ほむらは立ち上がり、魔女となったまどかに背を向けた。その瞳に冷たくも熱いものを宿して。その正体を誰もほむらも知らずに。

 

「いいえ、私の戦場は・・・ここじゃない」

 

ほむらは腕に付いた円盤に手を掛けグルリと回転させた。

 

 

 

 

魔女図鑑

 

Exileder

 

糸状の魔女の使い魔 役割は噴霧器

 

魔女に魅入られた人間の姿を模られた使い魔

椚ヶ丘の人間を優先的に残虐に殺し、怨念をまき散らす。

主である魔女は椚ヶ丘の滅亡を望んでいるが彼らは知り合いでもない魔女の野望にはさほど興味はない。

彼らはただ、意思もなく犠牲者を出し続ける。
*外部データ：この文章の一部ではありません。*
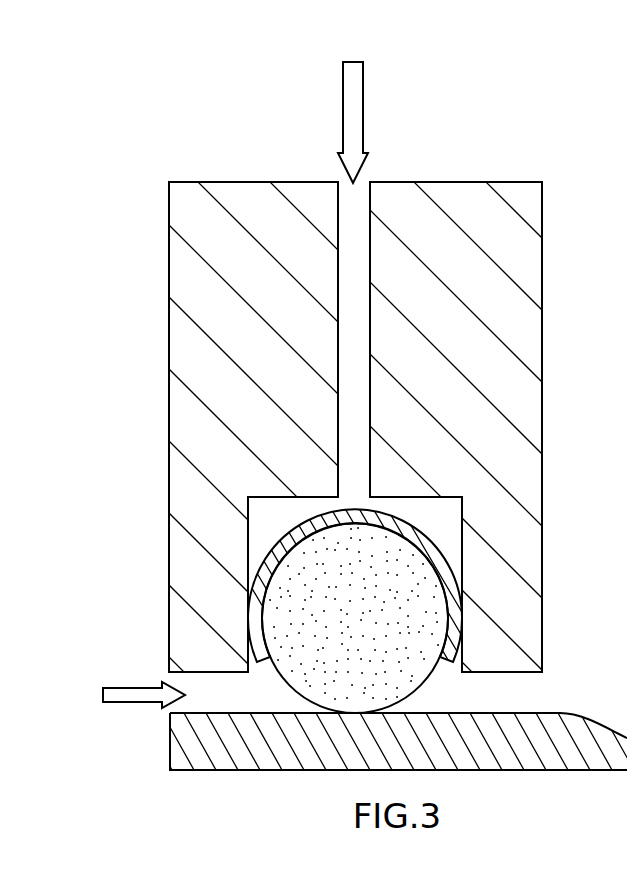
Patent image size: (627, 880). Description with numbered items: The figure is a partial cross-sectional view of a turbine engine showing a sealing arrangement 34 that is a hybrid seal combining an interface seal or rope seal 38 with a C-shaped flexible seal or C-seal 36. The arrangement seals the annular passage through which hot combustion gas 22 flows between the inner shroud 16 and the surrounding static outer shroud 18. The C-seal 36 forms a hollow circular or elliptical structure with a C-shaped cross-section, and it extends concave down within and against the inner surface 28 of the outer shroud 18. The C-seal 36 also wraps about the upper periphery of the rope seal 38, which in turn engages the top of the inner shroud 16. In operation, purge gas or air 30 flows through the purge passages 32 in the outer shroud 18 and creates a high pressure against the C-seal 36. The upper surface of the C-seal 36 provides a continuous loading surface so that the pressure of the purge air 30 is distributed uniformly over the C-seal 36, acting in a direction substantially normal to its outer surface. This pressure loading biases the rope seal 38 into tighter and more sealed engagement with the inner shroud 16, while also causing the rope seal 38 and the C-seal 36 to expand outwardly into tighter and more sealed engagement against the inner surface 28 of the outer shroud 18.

使い魔に残るのは元になった人間の未練のみ。

椚ヶ丘ではない者であれば刺激しないかぎりは穏便に返してくれる。




魔女図鑑


Kriemhild_Gretchen

救済の魔女 性質は慈悲



出典 魔法少女まどか☆マギカ 10話他


生態的な説明は本家を(ry
本編では故人なのでまともな出番がないまどかさん(まどか先輩は別個体だし)
だから出したってわけではないのですが・・・こんなに展開がひどくなるとは・・・あれぇ?
まどかさんは慈悲深いのでみんな平等に天国(仮)につれてってくれるよ!だれも損することないね!やったね!
ちなみにこの魔女は他の魔女や使い魔ははどうするんでしょうか・・・?
昔の二次創作みたいに魔女同士でキャキャしてたりするのかな?ないかな。



糸状の魔女の話が出来るまで連載頑張りたいです。